The management of 12 Ghana Education Service (GES) offices in six regions are to face prosecution over procurement breaches amounting to GH¢1,028,700.91.
They comprise district and municipal offices in Tema, Ledzokuku, and Ga Central in Greater Accra; Abuakwa North in Eastern; Tumu in Upper West; Hohoe in Volta; Sefwi Juaboso, Aowin and Sefwi Akontobra in Western North, and Asikuma Odoben Brakwa, Twifo Praso and Hemang in the Central Region.
The Chairman of the Public Accounts Committee of Parliament, Dr James Klutse Avedzi, referred them to the Attorney General’s Office yesterday in Accra at the committee’s sitting.
The Committee is seeking answers to infractions in the Report of the Auditor-General on the Public Accounts of Ghana – Ministries, Departments and other Agencies for the year ended December 31, 2021.
The report said the 12 offices violated Section 20 of the Public Procurement (Amendment) Act, 2016 (Act 914) which requires procurement entities to request quotations from as many suppliers or contractors as practicable, but from at least three different sources.
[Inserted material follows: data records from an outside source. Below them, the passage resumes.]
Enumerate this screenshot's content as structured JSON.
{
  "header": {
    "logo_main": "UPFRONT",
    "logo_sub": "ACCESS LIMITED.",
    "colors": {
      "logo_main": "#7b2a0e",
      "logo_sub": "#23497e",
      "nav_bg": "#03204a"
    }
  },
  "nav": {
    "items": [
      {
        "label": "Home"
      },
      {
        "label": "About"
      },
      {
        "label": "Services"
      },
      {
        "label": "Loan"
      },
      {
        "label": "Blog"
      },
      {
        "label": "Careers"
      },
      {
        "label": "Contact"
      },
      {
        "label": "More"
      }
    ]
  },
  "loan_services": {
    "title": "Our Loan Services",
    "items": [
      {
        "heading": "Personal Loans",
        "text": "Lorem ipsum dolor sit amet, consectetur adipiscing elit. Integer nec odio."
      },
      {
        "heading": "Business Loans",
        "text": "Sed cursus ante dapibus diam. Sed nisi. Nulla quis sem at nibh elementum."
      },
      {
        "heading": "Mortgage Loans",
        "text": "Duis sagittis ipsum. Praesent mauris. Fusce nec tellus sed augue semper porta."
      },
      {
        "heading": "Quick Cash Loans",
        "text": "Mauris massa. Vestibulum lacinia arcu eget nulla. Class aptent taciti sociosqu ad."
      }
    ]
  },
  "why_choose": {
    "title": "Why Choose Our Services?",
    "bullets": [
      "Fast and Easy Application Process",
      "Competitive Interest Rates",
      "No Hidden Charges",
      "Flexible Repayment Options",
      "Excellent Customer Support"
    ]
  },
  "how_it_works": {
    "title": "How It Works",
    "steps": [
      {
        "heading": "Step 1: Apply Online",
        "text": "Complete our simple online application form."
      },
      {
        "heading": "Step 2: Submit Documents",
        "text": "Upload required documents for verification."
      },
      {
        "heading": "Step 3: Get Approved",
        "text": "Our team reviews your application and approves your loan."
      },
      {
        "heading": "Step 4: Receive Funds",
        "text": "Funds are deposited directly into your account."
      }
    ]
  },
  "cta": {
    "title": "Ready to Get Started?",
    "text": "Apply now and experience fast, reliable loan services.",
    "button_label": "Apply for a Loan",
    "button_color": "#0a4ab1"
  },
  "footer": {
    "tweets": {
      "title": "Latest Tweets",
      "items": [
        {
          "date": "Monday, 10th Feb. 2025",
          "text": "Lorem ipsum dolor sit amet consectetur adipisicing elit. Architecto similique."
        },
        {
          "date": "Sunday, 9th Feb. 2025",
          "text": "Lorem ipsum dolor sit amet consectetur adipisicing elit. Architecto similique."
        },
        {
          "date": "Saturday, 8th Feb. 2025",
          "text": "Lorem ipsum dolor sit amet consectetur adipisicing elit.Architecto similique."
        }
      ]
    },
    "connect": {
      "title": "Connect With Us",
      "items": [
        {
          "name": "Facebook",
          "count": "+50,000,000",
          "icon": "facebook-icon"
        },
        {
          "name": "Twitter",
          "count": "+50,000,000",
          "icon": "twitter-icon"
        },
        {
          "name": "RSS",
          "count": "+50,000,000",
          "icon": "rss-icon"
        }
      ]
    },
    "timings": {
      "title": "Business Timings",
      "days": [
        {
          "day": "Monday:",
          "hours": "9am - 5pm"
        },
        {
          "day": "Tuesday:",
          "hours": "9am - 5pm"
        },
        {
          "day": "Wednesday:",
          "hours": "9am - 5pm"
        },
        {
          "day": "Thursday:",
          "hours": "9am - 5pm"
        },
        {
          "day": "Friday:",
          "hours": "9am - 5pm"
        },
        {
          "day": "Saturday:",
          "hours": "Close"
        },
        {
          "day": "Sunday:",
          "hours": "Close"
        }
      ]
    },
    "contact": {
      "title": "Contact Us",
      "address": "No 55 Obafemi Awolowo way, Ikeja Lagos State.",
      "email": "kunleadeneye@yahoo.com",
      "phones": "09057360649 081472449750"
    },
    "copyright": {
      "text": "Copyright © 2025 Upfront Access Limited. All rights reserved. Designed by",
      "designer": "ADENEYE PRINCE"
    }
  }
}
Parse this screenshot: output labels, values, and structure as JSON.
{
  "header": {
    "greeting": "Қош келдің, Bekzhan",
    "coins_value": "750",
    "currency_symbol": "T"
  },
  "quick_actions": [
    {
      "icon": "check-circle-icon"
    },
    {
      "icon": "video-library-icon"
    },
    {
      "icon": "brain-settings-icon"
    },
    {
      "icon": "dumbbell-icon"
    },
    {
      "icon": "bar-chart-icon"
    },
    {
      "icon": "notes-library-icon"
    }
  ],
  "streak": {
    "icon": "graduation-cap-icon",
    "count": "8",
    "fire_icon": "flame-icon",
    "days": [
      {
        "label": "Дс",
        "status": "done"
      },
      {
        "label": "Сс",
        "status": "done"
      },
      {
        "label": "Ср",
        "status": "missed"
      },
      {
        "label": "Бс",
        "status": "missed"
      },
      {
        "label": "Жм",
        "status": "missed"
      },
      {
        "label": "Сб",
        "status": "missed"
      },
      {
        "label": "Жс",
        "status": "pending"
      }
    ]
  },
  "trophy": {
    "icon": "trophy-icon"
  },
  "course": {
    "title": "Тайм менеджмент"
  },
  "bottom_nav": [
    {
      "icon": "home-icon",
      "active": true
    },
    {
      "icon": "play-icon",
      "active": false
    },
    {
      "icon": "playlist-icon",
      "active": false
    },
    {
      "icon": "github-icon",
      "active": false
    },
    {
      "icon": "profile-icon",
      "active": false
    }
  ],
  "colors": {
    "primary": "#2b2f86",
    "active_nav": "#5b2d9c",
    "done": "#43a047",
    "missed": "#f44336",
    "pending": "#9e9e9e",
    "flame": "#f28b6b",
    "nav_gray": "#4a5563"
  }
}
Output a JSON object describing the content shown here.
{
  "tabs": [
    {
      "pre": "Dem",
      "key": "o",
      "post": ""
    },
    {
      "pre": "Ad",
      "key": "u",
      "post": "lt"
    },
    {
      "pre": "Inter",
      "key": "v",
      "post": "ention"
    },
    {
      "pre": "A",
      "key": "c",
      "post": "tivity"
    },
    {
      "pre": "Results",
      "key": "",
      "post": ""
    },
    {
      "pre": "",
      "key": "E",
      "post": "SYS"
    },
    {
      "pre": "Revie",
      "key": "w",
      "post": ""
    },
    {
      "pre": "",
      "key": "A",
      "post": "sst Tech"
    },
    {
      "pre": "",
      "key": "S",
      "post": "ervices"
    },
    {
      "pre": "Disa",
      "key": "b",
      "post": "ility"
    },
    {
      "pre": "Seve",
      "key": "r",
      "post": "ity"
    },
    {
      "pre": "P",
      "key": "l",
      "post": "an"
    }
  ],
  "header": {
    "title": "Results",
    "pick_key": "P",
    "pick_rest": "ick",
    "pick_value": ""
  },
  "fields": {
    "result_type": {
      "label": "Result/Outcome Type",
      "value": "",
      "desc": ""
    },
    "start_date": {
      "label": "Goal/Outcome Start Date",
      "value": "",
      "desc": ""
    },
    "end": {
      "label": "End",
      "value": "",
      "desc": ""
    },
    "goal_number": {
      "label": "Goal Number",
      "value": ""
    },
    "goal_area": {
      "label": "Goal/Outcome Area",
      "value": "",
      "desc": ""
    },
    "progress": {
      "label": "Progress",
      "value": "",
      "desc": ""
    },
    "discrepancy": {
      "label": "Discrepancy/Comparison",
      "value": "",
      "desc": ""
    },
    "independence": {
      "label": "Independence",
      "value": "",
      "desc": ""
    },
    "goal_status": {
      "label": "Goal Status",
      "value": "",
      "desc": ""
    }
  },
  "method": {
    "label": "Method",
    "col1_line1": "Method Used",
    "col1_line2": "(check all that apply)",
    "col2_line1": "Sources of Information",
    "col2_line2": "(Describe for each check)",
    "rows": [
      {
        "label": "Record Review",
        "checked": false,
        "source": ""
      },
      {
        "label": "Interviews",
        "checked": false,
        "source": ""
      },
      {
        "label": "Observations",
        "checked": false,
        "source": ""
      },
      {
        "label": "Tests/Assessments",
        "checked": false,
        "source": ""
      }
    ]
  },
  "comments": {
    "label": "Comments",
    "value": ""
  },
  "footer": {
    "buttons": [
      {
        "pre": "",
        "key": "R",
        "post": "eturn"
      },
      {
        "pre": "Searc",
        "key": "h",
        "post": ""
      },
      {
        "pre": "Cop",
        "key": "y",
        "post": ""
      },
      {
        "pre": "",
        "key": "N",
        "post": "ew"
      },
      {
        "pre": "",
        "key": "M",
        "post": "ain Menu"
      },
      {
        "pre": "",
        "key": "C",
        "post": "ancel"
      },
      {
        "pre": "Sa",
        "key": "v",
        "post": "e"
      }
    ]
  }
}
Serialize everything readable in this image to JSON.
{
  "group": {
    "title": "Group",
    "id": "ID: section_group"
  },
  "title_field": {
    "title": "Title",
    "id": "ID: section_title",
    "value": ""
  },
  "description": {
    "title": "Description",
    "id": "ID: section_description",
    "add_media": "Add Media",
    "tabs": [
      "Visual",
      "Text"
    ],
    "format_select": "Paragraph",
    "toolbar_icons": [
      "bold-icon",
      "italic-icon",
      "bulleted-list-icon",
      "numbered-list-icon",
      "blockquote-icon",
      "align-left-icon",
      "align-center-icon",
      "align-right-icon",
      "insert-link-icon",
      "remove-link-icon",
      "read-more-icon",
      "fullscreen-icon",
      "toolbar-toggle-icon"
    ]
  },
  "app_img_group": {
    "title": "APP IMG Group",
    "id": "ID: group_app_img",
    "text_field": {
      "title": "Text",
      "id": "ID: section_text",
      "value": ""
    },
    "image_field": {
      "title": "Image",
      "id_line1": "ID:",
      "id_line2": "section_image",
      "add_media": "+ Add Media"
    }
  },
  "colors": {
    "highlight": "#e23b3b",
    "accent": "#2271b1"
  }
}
These sources should not be related in terms of ownership, shareholding or directorship and the principles of conflict of interest shall apply between the procurement entities and their members and the different price quotation sources.
In line with the committee’s approach to non-competitive procurement, Dr Avedzi asked the management of the affected institutions to explain themselves to the Attorney-General’s office or the judge that would preside over their respective cases.
“Whatever excuses you have, package them nicely and give it to the judge, he might set you free,” he said.
Earlier, the committee upheld a recommendation in the AG report that a retired Eastern Regional Manager of the Commission on Human Rights and Administrative Justice, Stephen Okpoti Mensah, should pay for an official vehicle which went missing under his care.
Per the report, the official vehicle with registration number GC 7923- 12 which was parked at the retired Regional Director’s official residence (SSNIT Flat Estate) was stolen in March 2019 while he was outside the country.
It said although the matter had since been reported to the police, it was a violation of Section 52 of the Public Financial Management Act, 2016 (Act 921) which required him to ensure a proper control system existed for custody and management of the assets.
The committee rejected the excuse that the theft case was being investigated by the police because after five years if no headway had been made, the retiree should take responsibility for the negligence that led to the theft of the vehicle.
The committee was of the view that he should have left the vehicle at the office, where there was security, before travelling, and that if every official is not held accountable for what happened to state property in their care, they would be mismanaged.